Scanner(source_dir: Path, config: ScannerConfig | None = None)
Scanner.scan() -> ScanManifest

Configuration

ScannerConfig(
    enable_specialists=False,    # Enable format-specific extraction
    preview_max_chars=1000,      # Content preview length
    sample_size=8192,            # Binary detection sample
    baseline_max_bytes=65536,    # Text decode limit
    specialist_budget=131072,    # OOXML read budget
    format="json",               # "json" or "jsonl"
    exclude_hidden=False,        # Skip dot-files
    ignore_file=None,            # Path to .scannerignore
    previous_manifest=None,      # Delta scan reference
    signing_key=None,            # HMAC signing key
)

Output

manifest_to_json(manifest)      # Pretty-printed JSON
manifest_to_jsonl(manifest)     # NDJSON streaming format
manifest_to_markdown(manifest)  # Human-readable report

Key data classes

• ScanManifest — top-level: context, stats, quality, vectors_collected, summary, files[]
• FileRecord — per-file: path, mime, checksum, encoding, specialist_metadata, reference_tokens, filename_patterns, safety_flags, signal_provenance, errors
• ScanContext — environment fingerprint: versions, platform, dependencies
• VectorRecord — vector identity, digest, scope, applied count, summary

---

Contributing

We welcome contributions. See CONTRIBUTING.md for the full guide.

Quick version:

1. Fork and clone
2. pip install -e ".[dev]" and run tests
3. Sign the CLA on your first PR
4. One concern per PR, tests required, determinism preserved

---

License

File Observer is dual-licensed:

• Open source under AGPL-3.0 — use freely, contribute back
• Commercial license available for cases where AGPL terms don't fit

Which one applies to you

The AGPL is fine — no commercial license needed — for:

• Internal use: running File Observer inside your own organization, including on private servers, with no obligation to publish anything.
• Personal projects, research, and evaluation.
• Open-source projects that are themselves AGPL-compatible.

You likely want a commercial license if you:

• Embed File Observer in a proprietary product you distribute without releasing that product's source under the AGPL.
• Offer it over a network as a service (SaaS).

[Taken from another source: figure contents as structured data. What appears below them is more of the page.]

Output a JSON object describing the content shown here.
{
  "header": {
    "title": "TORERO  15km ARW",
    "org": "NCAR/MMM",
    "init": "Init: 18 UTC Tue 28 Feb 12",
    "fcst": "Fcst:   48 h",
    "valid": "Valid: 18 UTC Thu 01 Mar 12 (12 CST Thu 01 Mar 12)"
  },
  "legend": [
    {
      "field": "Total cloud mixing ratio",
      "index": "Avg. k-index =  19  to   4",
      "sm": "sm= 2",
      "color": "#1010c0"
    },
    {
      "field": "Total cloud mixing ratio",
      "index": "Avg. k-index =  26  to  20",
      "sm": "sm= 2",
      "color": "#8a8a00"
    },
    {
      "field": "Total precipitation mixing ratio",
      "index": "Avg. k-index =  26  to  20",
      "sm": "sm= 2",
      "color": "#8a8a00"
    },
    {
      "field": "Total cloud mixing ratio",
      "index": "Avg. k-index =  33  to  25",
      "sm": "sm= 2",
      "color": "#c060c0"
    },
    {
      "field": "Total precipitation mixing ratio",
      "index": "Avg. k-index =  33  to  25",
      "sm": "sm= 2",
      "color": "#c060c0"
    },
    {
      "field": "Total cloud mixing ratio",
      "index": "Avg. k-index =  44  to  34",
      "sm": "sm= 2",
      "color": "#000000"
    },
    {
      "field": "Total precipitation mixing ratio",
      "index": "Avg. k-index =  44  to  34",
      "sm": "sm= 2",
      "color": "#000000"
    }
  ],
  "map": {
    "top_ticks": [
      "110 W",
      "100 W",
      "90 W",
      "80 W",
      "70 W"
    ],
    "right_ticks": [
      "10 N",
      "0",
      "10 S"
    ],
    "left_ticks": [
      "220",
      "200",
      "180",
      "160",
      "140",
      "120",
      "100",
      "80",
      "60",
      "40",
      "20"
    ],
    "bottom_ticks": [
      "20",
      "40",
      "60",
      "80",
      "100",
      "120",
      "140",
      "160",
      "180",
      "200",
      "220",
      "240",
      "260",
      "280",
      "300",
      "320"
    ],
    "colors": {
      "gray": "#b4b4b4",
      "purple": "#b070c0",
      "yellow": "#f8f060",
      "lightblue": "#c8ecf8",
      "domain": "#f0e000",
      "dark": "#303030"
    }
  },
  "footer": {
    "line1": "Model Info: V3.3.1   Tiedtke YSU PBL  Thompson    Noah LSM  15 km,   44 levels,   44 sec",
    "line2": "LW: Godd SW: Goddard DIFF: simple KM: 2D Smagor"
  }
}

The AGPL's network clause (§13) means that if users interact with a modified version over a network, you must offer them its complete corresponding source. A commercial license removes that obligation.
• Distribute File Observer (or a derivative) to third parties without the AGPL's source-disclosure requirements.

In short: AGPL obligations are triggered by distribution and by network use of modified versions, not by private internal use. If you're unsure whether your use triggers them, that's exactly what a commercial license resolves.

Contact russalo@russalo.com for commercial terms.

This is a plain-language summary, not legal advice or a substitute for the license text. Where this summary and the license differ, the license governs.

Trademarks

Apache® and Apache Tika™ are trademarks of the Apache Software Foundation. The Unix file command is referenced descriptively. File Observer is an independent project and is not affiliated with, endorsed by, or sponsored by the Apache Software Foundation; any reference to Apache Tika is comparative only.

---

Built by Russalo. The scanner records. The consumer interprets. The identity digest makes the recording auditable.